Post written by contributor Katie Bartel
Okay, so let’s be honest here for a second shall we. I am not a master of the kitchen, not even close. Before my husband, I lived on omelettes and grilled cheese sandwiches. But that’s not to say the kitchen doesn’t fascinate me. I grew up with parents who both are fantastic in the cooking realm, I have always been drawn to recipe magazines, and when on maternity leave a few years ago, after being gifted a subscription to Cook’s Country by my pops, I embarked on a 12-month challenge that had me trying my hand in the savoury world once a month. And you know what, I totally I didn’t poison us! Quite the feat. Still, though, unless it’s a birthday, or some other special sort of event, it is rare that I am the one with chef’s apron on in our house.
Well folks, that is about to change.
A new challenge has been steeping in my brain for about a month now – and it’s all about the fresh, local, awesomeness of the Royal City Farmers Market. Every market day, I have committed to seeking out the strangest, unique, most oddball ingredient I can find, and working a recipe from it.
First up: kalettes.
Have you heard of kalettes? I hadn’t, not until I showed up at Ossome Acres’ booth on the morning of Feb. 6 and saw these little puffs of purple-greens. Hey, what are those, I asked. Why, kalettes of course – the love child of kale and Brussels sprouts. W’oh! Who knew?

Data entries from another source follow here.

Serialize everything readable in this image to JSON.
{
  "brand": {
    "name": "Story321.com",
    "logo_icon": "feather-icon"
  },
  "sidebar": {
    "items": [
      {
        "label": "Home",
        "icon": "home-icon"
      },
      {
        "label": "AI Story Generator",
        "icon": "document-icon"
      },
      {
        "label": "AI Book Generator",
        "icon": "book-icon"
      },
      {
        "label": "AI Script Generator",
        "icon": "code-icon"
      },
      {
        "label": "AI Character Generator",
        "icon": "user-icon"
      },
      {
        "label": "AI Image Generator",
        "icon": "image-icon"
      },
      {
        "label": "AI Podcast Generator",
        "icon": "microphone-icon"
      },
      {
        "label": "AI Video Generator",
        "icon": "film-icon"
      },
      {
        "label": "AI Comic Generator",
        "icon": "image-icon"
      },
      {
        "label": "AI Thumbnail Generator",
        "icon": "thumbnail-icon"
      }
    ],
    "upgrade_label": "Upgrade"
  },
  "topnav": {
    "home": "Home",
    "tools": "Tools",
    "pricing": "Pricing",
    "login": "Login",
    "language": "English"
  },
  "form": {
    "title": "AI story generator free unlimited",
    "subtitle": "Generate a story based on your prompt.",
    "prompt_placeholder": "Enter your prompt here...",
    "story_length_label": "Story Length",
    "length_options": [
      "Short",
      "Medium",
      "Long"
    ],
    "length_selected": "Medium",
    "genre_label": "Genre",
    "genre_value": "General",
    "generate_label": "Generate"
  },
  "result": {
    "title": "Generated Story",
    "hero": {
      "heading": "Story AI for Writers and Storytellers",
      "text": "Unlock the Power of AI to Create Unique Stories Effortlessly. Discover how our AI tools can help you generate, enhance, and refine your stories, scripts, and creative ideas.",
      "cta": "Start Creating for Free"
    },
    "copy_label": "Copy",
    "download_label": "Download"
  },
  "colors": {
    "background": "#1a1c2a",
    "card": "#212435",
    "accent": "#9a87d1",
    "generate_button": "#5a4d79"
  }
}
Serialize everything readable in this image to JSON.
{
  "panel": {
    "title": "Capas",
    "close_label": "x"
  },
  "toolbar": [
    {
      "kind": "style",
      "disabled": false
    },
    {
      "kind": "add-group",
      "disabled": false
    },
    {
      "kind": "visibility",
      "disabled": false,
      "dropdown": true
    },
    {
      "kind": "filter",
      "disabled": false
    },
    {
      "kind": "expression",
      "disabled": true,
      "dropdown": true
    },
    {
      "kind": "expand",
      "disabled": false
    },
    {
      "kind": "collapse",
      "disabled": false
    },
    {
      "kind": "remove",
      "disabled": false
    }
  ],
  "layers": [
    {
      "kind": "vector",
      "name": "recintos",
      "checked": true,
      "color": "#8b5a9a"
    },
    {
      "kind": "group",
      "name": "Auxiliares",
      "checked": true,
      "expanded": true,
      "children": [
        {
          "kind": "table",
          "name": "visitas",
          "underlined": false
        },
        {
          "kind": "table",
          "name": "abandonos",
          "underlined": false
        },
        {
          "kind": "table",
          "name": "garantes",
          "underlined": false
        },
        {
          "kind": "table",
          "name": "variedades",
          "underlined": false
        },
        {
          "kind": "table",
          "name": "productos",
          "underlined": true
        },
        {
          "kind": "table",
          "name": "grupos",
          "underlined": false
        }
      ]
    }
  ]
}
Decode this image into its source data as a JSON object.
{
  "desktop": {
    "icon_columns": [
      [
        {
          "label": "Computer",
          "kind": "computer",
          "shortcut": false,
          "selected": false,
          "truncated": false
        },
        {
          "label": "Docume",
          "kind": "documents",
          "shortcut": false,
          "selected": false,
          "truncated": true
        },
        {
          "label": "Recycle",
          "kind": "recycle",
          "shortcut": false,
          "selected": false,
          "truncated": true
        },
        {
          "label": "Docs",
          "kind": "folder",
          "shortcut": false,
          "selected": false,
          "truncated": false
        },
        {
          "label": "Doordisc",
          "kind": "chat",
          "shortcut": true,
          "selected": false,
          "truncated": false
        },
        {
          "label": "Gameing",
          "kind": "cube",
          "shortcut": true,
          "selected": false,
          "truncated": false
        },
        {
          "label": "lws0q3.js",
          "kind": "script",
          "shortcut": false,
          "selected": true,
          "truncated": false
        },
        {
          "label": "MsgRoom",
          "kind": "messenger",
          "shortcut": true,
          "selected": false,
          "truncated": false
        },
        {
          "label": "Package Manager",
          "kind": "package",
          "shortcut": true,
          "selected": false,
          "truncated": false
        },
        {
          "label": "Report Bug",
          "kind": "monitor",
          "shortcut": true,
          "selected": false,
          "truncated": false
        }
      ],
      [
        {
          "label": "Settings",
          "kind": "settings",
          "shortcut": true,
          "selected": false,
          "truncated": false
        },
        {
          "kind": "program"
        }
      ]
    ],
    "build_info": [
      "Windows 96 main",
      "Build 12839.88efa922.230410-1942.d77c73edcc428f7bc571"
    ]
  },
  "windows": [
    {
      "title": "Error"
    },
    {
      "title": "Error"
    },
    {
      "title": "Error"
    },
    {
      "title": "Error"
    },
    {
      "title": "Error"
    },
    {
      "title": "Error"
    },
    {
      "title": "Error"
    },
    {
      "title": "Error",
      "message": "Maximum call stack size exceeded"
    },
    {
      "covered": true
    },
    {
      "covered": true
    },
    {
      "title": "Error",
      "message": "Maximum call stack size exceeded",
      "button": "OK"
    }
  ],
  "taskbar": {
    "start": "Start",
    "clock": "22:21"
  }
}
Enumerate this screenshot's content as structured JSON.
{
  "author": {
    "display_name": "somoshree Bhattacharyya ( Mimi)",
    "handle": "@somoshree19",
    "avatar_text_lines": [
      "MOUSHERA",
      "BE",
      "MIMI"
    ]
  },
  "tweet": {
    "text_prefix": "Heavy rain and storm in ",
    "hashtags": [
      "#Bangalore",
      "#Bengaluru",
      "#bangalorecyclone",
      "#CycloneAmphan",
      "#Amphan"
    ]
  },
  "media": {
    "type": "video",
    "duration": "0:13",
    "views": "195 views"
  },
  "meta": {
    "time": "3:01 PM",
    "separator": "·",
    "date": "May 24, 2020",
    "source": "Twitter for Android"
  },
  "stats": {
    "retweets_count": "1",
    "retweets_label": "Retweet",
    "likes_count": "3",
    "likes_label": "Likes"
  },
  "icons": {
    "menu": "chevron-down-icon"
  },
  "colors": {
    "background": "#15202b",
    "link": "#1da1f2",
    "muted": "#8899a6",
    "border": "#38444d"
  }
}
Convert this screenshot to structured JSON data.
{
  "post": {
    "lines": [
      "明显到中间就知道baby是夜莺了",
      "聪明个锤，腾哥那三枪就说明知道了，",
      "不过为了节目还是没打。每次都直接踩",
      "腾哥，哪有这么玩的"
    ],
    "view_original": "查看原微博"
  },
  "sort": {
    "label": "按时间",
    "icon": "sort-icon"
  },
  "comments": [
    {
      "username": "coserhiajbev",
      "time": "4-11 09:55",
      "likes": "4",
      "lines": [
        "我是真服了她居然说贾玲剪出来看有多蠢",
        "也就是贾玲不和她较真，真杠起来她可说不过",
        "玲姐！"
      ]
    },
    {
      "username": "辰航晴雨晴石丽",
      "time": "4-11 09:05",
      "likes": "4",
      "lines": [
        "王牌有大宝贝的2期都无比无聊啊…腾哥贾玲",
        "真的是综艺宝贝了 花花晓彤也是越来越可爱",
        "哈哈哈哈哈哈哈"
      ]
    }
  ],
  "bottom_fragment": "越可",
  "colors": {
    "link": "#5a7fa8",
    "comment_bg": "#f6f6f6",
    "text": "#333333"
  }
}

Although the brainchild of this hybrid was developed 15 years ago in Europe, it wasn’t debuted until 2010 and only hit North American soil two years ago. And still, you’d be hard pressed to find it in grocery stores, said Noella Oss of Ossome Acres, a Chilliwack farm that prides itself on standing out with its crops. “I’m pretty sure we’re the only ones growing it out here.”
A mix of nutty and sweet, chewy and crunchy, these guys are good raw, roasted, blanched and steamed, said Oss. They’re huge in fibre; it doesn’t take much to fill a belly. In fact, one $4 bag got us five meals worth.
And the flavour, “is so nice and sweet right now because of the snow and frost,” said Oss. “They’re full of concentrated sugars.”
So, how did I use them?
I threw a few rosettes into a kitchen sink soup, lightly roasted a bunch on the barbecue with sea salt oil and balsamic vinegar, (I think they may even be better than kale chips!) and put together this sweet and salty salad from www.kalettes.com – they EVEN have their own website!
Happy kalettes eating my friends.
Recipe: Kalettes Salad with Apples and Bacon
5 oz Kalettes
1/8 c. apple cider vinegar
1/4 tsp. salt, divided
1/8 c. extra virgin olive oil
1 apple, cored and sliced
2 slices bacon
1 onion, sliced
1. Slice stem end from Kalettes, allowing some leaves to fall loose and leaving centre leaves intact. In salad bowl, add Kalettes and drizzle with vinegar. Sprinkle with 1/8 tsp. salt and toss to coat. Set aside for 10 minutes.
2. In a skillet over medium, add 2 slices of bacon. Cook until brown and slightly crunchy. Remove bacon from pan, leaving grease, and drain on paper towel. Add sliced onion to pan and sauté over medium high until carmelized, about 10-15 minutes. When bacon is cool, crumble into small pieces.
3. In a measuring cup, add extra virgin olive oil, 1/8 tsp. salt, and pepper to taste. Shake or stir to combine dressing. Add the sliced apple, bacon and onions to bowl with Kalettes. Pour the dressing over the salad and toss to coat.